Wie wählen Sie aus, was Sie in Ihrem Verlag veröffentlichen?
Das ist eine Mischung. Viele kommen auf uns zu, bieten uns etwas an und wir schauen, ob es passt. Aber ich bin auch selbst aktiv, beobachte viel, was in den sozialen Medien abgeht. Wenn mir dort etwas auffällt, was ich besonders oder spannend finde, bin ich meist sehr schnell im Kontaktaufnehmen. Manchmal lerne ich auch auf Ausstellungen jemanden kennen, der was Spannendes macht. Teils sind es Zufälle, die dann schließlich zu etwas Gemeinsamen führen
Welche Rolle spielen wirtschaftliche Überlegungen, wenn Sie über eine Veröffentlichung nachdenken?

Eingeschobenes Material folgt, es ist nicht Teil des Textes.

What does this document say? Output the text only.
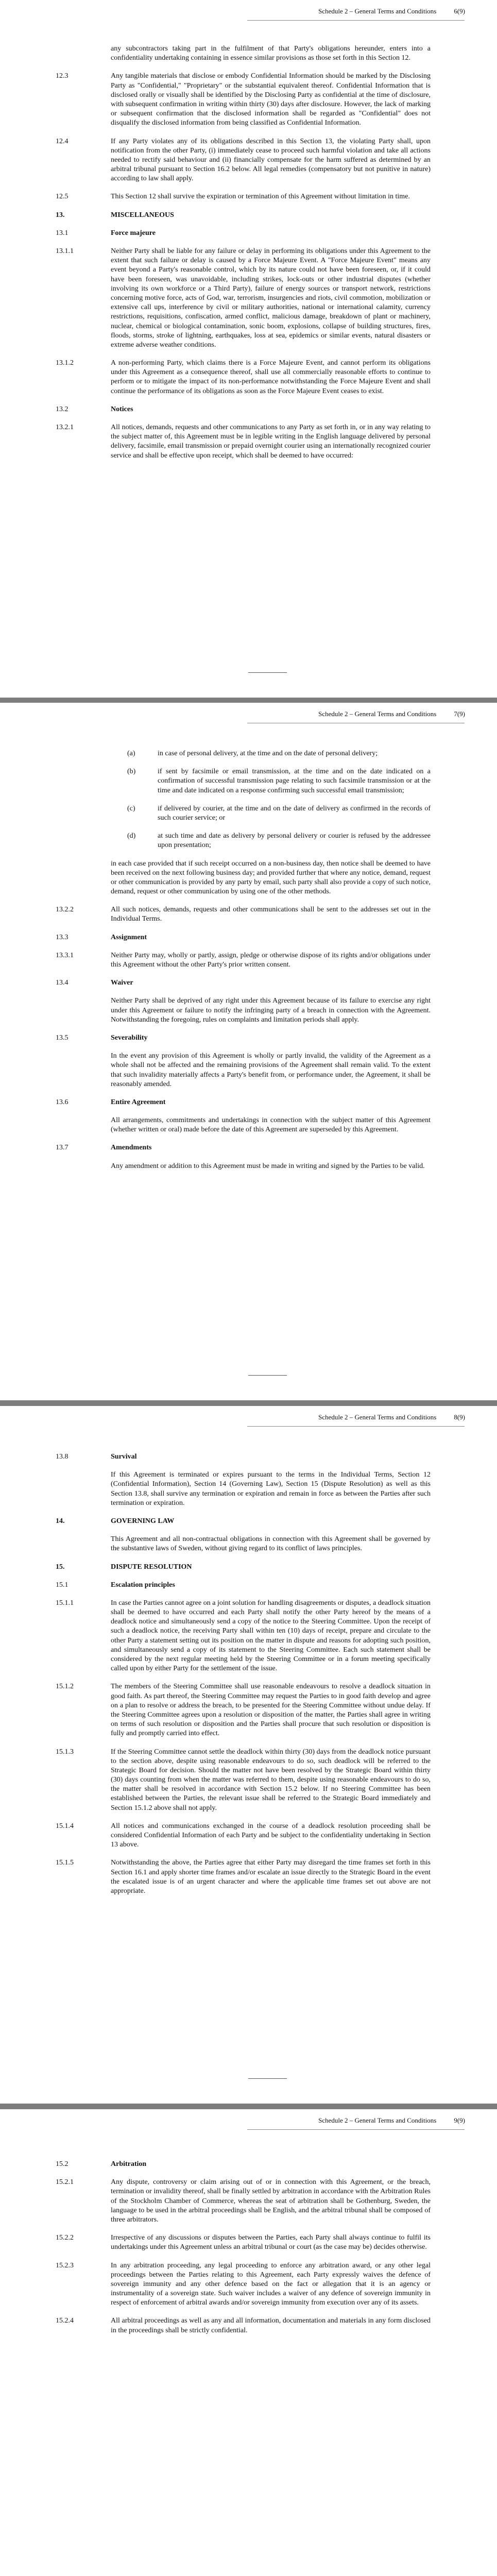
Schedule 2 – General Terms and Conditions	6(9)
any subcontractors taking part in the fulfilment of that Party's obligations hereunder, enters into a confidentiality undertaking containing in essence similar provisions as those set forth in this Section 12.
12.3	Any tangible materials that disclose or embody Confidential Information should be marked by the Disclosing Party as "Confidential," "Proprietary" or the substantial equivalent thereof. Confidential Information that is disclosed orally or visually shall be identified by the Disclosing Party as confidential at the time of disclosure, with subsequent confirmation in writing within thirty (30) days after disclosure. However, the lack of marking or subsequent confirmation that the disclosed information shall be regarded as "Confidential" does not disqualify the disclosed information from being classified as Confidential Information.
12.4	If any Party violates any of its obligations described in this Section 13, the violating Party shall, upon notification from the other Party, (i) immediately cease to proceed such harmful violation and take all actions needed to rectify said behaviour and (ii) financially compensate for the harm suffered as determined by an arbitral tribunal pursuant to Section 16.2 below. All legal remedies (compensatory but not punitive in nature) according to law shall apply.
12.5	This Section 12 shall survive the expiration or termination of this Agreement without limitation in time.
13.	MISCELLANEOUS
13.1	Force majeure
13.1.1	Neither Party shall be liable for any failure or delay in performing its obligations under this Agreement to the extent that such failure or delay is caused by a Force Majeure Event. A "Force Majeure Event" means any event beyond a Party's reasonable control, which by its nature could not have been foreseen, or, if it could have been foreseen, was unavoidable, including strikes, lock-outs or other industrial disputes (whether involving its own workforce or a Third Party), failure of energy sources or transport network, restrictions concerning motive force, acts of God, war, terrorism, insurgencies and riots, civil commotion, mobilization or extensive call ups, interference by civil or military authorities, national or international calamity, currency restrictions, requisitions, confiscation, armed conflict, malicious damage, breakdown of plant or machinery, nuclear, chemical or biological contamination, sonic boom, explosions, collapse of building structures, fires, floods, storms, stroke of lightning, earthquakes, loss at sea, epidemics or similar events, natural disasters or extreme adverse weather conditions.
13.1.2	A non-performing Party, which claims there is a Force Majeure Event, and cannot perform its obligations under this Agreement as a consequence thereof, shall use all commercially reasonable efforts to continue to perform or to mitigate the impact of its non-performance notwithstanding the Force Majeure Event and shall continue the performance of its obligations as soon as the Force Majeure Event ceases to exist.
13.2	Notices
13.2.1	All notices, demands, requests and other communications to any Party as set forth in, or in any way relating to the subject matter of, this Agreement must be in legible writing in the English language delivered by personal delivery, facsimile, email transmission or prepaid overnight courier using an internationally recognized courier service and shall be effective upon receipt, which shall be deemed to have occurred:
Schedule 2 – General Terms and Conditions	7(9)
(a)	in case of personal delivery, at the time and on the date of personal delivery;
(b)	if sent by facsimile or email transmission, at the time and on the date indicated on a confirmation of successful transmission page relating to such facsimile transmission or at the time and date indicated on a response confirming such successful email transmission;
(c)	if delivered by courier, at the time and on the date of delivery as confirmed in the records of such courier service; or
(d)	at such time and date as delivery by personal delivery or courier is refused by the addressee upon presentation;
in each case provided that if such receipt occurred on a non-business day, then notice shall be deemed to have been received on the next following business day; and provided further that where any notice, demand, request or other communication is provided by any party by email, such party shall also provide a copy of such notice, demand, request or other communication by using one of the other methods.
13.2.2	All such notices, demands, requests and other communications shall be sent to the addresses set out in the Individual Terms.
13.3	Assignment
13.3.1	Neither Party may, wholly or partly, assign, pledge or otherwise dispose of its rights and/or obligations under this Agreement without the other Party's prior written consent.
13.4	Waiver
Neither Party shall be deprived of any right under this Agreement because of its failure to exercise any right under this Agreement or failure to notify the infringing party of a breach in connection with the Agreement. Notwithstanding the foregoing, rules on complaints and limitation periods shall apply.
13.5	Severability
In the event any provision of this Agreement is wholly or partly invalid, the validity of the Agreement as a whole shall not be affected and the remaining provisions of the Agreement shall remain valid. To the extent that such invalidity materially affects a Party's benefit from, or performance under, the Agreement, it shall be reasonably amended.
13.6	Entire Agreement
All arrangements, commitments and undertakings in connection with the subject matter of this Agreement (whether written or oral) made before the date of this Agreement are superseded by this Agreement.
13.7	Amendments
Any amendment or addition to this Agreement must be made in writing and signed by the Parties to be valid.
Schedule 2 – General Terms and Conditions	8(9)
13.8	Survival
If this Agreement is terminated or expires pursuant to the terms in the Individual Terms, Section 12 (Confidential Information), Section 14 (Governing Law), Section 15 (Dispute Resolution) as well as this Section 13.8, shall survive any termination or expiration and remain in force as between the Parties after such termination or expiration.
14.	GOVERNING LAW
This Agreement and all non-contractual obligations in connection with this Agreement shall be governed by the substantive laws of Sweden, without giving regard to its conflict of laws principles.
15.	DISPUTE RESOLUTION
15.1	Escalation principles
15.1.1	In case the Parties cannot agree on a joint solution for handling disagreements or disputes, a deadlock situation shall be deemed to have occurred and each Party shall notify the other Party hereof by the means of a deadlock notice and simultaneously send a copy of the notice to the Steering Committee. Upon the receipt of such a deadlock notice, the receiving Party shall within ten (10) days of receipt, prepare and circulate to the other Party a statement setting out its position on the matter in dispute and reasons for adopting such position, and simultaneously send a copy of its statement to the Steering Committee. Each such statement shall be considered by the next regular meeting held by the Steering Committee or in a forum meeting specifically called upon by either Party for the settlement of the issue.
15.1.2	The members of the Steering Committee shall use reasonable endeavours to resolve a deadlock situation in good faith. As part thereof, the Steering Committee may request the Parties to in good faith develop and agree on a plan to resolve or address the breach, to be presented for the Steering Committee without undue delay. If the Steering Committee agrees upon a resolution or disposition of the matter, the Parties shall agree in writing on terms of such resolution or disposition and the Parties shall procure that such resolution or disposition is fully and promptly carried into effect.
15.1.3	If the Steering Committee cannot settle the deadlock within thirty (30) days from the deadlock notice pursuant to the section above, despite using reasonable endeavours to do so, such deadlock will be referred to the Strategic Board for decision. Should the matter not have been resolved by the Strategic Board within thirty (30) days counting from when the matter was referred to them, despite using reasonable endeavours to do so, the matter shall be resolved in accordance with Section 15.2 below. If no Steering Committee has been established between the Parties, the relevant issue shall be referred to the Strategic Board immediately and Section 15.1.2 above shall not apply.
15.1.4	All notices and communications exchanged in the course of a deadlock resolution proceeding shall be considered Confidential Information of each Party and be subject to the confidentiality undertaking in Section 13 above.
15.1.5	Notwithstanding the above, the Parties agree that either Party may disregard the time frames set forth in this Section 16.1 and apply shorter time frames and/or escalate an issue directly to the Strategic Board in the event the escalated issue is of an urgent character and where the applicable time frames set out above are not appropriate.
Schedule 2 – General Terms and Conditions	9(9)
15.2	Arbitration
15.2.1	Any dispute, controversy or claim arising out of or in connection with this Agreement, or the breach, termination or invalidity thereof, shall be finally settled by arbitration in accordance with the Arbitration Rules of the Stockholm Chamber of Commerce, whereas the seat of arbitration shall be Gothenburg, Sweden, the language to be used in the arbitral proceedings shall be English, and the arbitral tribunal shall be composed of three arbitrators.
15.2.2	Irrespective of any discussions or disputes between the Parties, each Party shall always continue to fulfil its undertakings under this Agreement unless an arbitral tribunal or court (as the case may be) decides otherwise.
15.2.3	In any arbitration proceeding, any legal proceeding to enforce any arbitration award, or any other legal proceedings between the Parties relating to this Agreement, each Party expressly waives the defence of sovereign immunity and any other defence based on the fact or allegation that it is an agency or instrumentality of a sovereign state. Such waiver includes a waiver of any defence of sovereign immunity in respect of enforcement of arbitral awards and/or sovereign immunity from execution over any of its assets.
15.2.4	All arbitral proceedings as well as any and all information, documentation and materials in any form disclosed in the proceedings shall be strictly confidential.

Klar spielen die auch eine Rolle, das kann ich inzwischen ohne Scheu so sagen. Ich war da jahrelang sehr unerfahren, wusste nicht, wie der Buchmarkt überhaupt funktioniert. Inzwischen bin ich weitaus realistischer. Wir überlegen mittlerweile schon sehr sorgfältig, wie viel Aufwand eine Produktion bedeutet und wie viel wir an Verkäufen in den nächsten paar Jahren zu erwarten haben. Bei Produkten, die wir selbst initiieren, planen wir vorher die Strategien, um sie sichtbar zu machen. Dafür nutzen wir viel die sozialen Medien, oft in Form von Videoclips. Klassische Werbung ist für uns zu teuer.
Machen Sie mit den Buchverkäufen Gewinn?
Nicht wirklich. Es gibt eine Vielzahl an Stipendien und Förderungen, mit denen wir viele unserer Veröffentlichungen finanzieren. Außerdem verkaufen wir ja noch einige Produkte aus dem Non-Book-Bereich, Taschen, T-Shirts, Kalender. Und wir bieten Lesungen und andere Veranstaltungen an, die uns auch etwas Geld einbringen. Der Verlag besteht ja nun schon seit 15 Jahren und darauf bin ich stolz. Aber reich werde ich damit sicher nie.
Warum haben Sie Ihren Verlag in Köln gegründet?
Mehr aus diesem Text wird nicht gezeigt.